Zach Foster officially took over as President of Gustafsson Plastics in 2016, but he pretty much grew up in the business. As a baby, his dad would take him to the pits. He was always around motorcycles. Before Gustafsson Plastics, Foster lived in Virginia and ran a few different online businesses. He's no stranger to entrepreneurship or the aftermarket motorcycle windscreen business.

We asked Foster about customers, the competitive landscape and what obstacles they've dealt with and continue to deal with. "When my dad first moved to the U.S. there was no Internet, so dealers were sent parts catalogs. He started with a bunch in California. The dealers would get a catalog and would then order for their customers that came through their doors. Some individual racers would call and he would ship straight to them, but most people went through their local dealer. We still have dealer channels, but now it's more direct to consumer. Our newer markets include people doing retro-fitting and restoring old bikes. We're in such a niche that we really don't have much competition. There are a few other smaller companies but they don't offer customization. Others are more mass production. We use high quality materials and make everything to order."

"Really the hardest thing we face right now is that people don't really know what they have or what they need," Foster said. "They'll buy an old bike from eBay and the faring and body work isn't stock. It can be difficult to find what will work for these people. Another challenge is the cost of raw materials."

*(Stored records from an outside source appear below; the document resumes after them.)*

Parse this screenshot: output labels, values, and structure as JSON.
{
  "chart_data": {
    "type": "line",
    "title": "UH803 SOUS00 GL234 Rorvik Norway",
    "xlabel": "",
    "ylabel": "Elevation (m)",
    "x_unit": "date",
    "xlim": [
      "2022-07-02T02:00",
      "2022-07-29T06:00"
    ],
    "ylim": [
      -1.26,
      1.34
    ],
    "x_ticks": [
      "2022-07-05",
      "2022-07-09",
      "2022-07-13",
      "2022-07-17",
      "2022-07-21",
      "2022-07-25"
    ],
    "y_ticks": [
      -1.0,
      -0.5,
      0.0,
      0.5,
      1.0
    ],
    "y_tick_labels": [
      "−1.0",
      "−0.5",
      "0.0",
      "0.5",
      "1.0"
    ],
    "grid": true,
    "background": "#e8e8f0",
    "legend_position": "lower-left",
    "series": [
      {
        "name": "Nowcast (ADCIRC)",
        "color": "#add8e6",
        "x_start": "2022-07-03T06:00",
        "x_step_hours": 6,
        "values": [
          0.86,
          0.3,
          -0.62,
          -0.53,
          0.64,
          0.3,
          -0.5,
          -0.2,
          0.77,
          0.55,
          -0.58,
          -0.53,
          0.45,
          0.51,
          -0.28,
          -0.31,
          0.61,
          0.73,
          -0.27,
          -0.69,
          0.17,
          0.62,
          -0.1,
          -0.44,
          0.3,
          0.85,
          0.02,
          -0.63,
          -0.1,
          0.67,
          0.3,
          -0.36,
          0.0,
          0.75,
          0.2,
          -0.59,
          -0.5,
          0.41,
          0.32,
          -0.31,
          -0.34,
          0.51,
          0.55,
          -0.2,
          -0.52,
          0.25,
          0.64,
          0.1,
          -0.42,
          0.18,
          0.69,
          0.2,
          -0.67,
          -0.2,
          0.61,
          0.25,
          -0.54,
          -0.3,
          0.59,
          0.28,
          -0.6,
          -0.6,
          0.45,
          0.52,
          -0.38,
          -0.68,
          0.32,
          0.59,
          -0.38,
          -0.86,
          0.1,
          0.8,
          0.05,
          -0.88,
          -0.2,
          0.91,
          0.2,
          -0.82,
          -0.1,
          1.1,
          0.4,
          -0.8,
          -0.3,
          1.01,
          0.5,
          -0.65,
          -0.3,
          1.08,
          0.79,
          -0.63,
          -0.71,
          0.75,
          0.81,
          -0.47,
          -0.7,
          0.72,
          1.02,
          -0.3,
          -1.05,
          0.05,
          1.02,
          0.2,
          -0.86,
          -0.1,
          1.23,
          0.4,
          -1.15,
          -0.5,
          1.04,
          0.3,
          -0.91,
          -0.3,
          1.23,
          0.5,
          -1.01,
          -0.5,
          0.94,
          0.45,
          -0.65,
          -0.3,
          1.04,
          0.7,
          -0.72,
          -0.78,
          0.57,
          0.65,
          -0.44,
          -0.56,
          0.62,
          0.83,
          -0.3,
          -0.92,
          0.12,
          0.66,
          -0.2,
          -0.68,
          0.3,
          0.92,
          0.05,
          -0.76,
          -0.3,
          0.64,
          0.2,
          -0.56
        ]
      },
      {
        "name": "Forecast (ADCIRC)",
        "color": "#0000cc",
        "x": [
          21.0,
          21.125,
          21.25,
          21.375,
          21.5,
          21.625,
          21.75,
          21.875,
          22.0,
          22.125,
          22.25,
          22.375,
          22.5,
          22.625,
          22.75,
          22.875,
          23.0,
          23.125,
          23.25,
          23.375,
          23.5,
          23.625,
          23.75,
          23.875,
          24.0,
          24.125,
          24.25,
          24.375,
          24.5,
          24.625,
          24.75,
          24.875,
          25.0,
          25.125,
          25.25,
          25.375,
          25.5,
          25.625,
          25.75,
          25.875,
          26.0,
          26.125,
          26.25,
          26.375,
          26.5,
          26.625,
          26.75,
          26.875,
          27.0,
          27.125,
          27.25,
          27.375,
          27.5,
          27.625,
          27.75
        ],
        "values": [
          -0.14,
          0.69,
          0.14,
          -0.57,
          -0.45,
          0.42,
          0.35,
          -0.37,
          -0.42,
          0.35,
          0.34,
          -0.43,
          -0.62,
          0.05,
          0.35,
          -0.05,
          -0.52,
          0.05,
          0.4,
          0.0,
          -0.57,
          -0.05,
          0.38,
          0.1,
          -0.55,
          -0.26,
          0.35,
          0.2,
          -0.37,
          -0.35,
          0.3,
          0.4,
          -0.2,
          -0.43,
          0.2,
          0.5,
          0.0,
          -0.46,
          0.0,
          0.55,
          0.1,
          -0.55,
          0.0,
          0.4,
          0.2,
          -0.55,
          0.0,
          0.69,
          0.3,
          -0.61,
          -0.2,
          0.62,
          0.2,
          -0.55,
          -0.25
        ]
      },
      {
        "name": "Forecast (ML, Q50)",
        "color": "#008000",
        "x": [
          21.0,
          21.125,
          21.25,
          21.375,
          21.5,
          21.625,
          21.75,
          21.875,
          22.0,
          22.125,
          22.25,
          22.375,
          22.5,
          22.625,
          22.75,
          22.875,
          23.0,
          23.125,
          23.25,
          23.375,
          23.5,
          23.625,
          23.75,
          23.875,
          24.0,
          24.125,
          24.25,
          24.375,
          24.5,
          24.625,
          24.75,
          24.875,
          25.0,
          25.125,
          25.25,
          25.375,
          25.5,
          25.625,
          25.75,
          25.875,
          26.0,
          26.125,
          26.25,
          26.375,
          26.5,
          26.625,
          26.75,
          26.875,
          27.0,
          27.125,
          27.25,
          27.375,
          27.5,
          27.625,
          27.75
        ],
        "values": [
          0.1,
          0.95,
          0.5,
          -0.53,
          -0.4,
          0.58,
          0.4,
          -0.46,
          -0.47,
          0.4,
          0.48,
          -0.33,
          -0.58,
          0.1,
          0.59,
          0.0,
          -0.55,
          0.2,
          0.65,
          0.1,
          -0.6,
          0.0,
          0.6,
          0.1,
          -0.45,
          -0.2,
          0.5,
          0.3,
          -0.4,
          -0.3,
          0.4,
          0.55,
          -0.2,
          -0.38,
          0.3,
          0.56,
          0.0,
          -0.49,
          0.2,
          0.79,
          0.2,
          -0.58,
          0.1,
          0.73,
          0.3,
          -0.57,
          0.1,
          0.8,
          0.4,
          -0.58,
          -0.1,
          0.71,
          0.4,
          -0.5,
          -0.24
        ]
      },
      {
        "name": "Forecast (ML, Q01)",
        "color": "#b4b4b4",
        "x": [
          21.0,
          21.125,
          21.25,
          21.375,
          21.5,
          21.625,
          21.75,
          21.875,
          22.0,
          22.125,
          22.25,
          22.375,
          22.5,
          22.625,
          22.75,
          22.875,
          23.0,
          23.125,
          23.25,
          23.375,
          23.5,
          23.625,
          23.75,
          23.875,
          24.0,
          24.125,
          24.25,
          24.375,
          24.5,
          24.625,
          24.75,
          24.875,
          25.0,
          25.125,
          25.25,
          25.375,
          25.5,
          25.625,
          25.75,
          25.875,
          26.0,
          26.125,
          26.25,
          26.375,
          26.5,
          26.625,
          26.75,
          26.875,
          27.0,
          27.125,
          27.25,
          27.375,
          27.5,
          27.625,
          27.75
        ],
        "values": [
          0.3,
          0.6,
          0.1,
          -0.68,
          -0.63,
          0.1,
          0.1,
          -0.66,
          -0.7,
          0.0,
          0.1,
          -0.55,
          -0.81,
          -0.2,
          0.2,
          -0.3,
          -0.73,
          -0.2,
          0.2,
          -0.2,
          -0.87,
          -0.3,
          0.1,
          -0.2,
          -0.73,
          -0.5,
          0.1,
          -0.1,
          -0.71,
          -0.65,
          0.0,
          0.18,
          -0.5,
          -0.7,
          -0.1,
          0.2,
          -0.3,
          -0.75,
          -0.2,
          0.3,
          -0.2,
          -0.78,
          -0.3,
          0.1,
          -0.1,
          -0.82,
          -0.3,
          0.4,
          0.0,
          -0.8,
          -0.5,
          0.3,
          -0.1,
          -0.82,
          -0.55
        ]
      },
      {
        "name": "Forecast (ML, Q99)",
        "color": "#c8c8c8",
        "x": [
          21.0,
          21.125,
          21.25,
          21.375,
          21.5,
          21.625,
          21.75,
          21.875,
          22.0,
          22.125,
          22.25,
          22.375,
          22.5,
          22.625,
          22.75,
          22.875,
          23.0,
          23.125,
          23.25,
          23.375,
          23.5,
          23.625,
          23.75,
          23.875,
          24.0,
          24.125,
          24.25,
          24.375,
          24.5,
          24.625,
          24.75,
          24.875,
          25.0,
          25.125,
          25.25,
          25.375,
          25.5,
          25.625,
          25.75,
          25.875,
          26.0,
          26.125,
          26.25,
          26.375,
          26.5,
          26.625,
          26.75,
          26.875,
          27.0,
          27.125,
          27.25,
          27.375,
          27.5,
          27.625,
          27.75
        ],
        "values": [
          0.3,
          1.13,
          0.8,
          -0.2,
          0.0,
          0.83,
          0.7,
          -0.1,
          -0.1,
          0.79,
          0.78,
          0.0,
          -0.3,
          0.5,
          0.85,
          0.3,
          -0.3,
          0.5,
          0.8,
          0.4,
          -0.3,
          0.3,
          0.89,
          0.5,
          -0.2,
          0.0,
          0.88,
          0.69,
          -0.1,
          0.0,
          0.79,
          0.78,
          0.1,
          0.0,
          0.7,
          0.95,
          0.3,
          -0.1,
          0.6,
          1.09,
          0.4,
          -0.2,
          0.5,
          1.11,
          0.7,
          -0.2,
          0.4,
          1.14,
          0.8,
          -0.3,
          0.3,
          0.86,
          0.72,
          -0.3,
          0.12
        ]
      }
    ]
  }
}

Looking ahead, Gustafsson Plastics will keep their home base in St. Augustine, but will explore the possibility of opening a smaller satellite operation on the west coast. Foster and Gustafsson would like to have a production site to better serve that part of the country. They're also going to focus a bit more on newer models of windscreens and working with dealerships to push those newer models with the sale of new bikes.

What's Foster's advice for new entrepreneurs? "Check with the wife first," he jokingly said. "In all seriousness, you can always have a plan but it's never going to turn out the way you think, so you need to be somewhat flexible. Being focused and flexible are key to being a successful entrepreneur. Stay true as long as you can to your vision but be willing to adjust."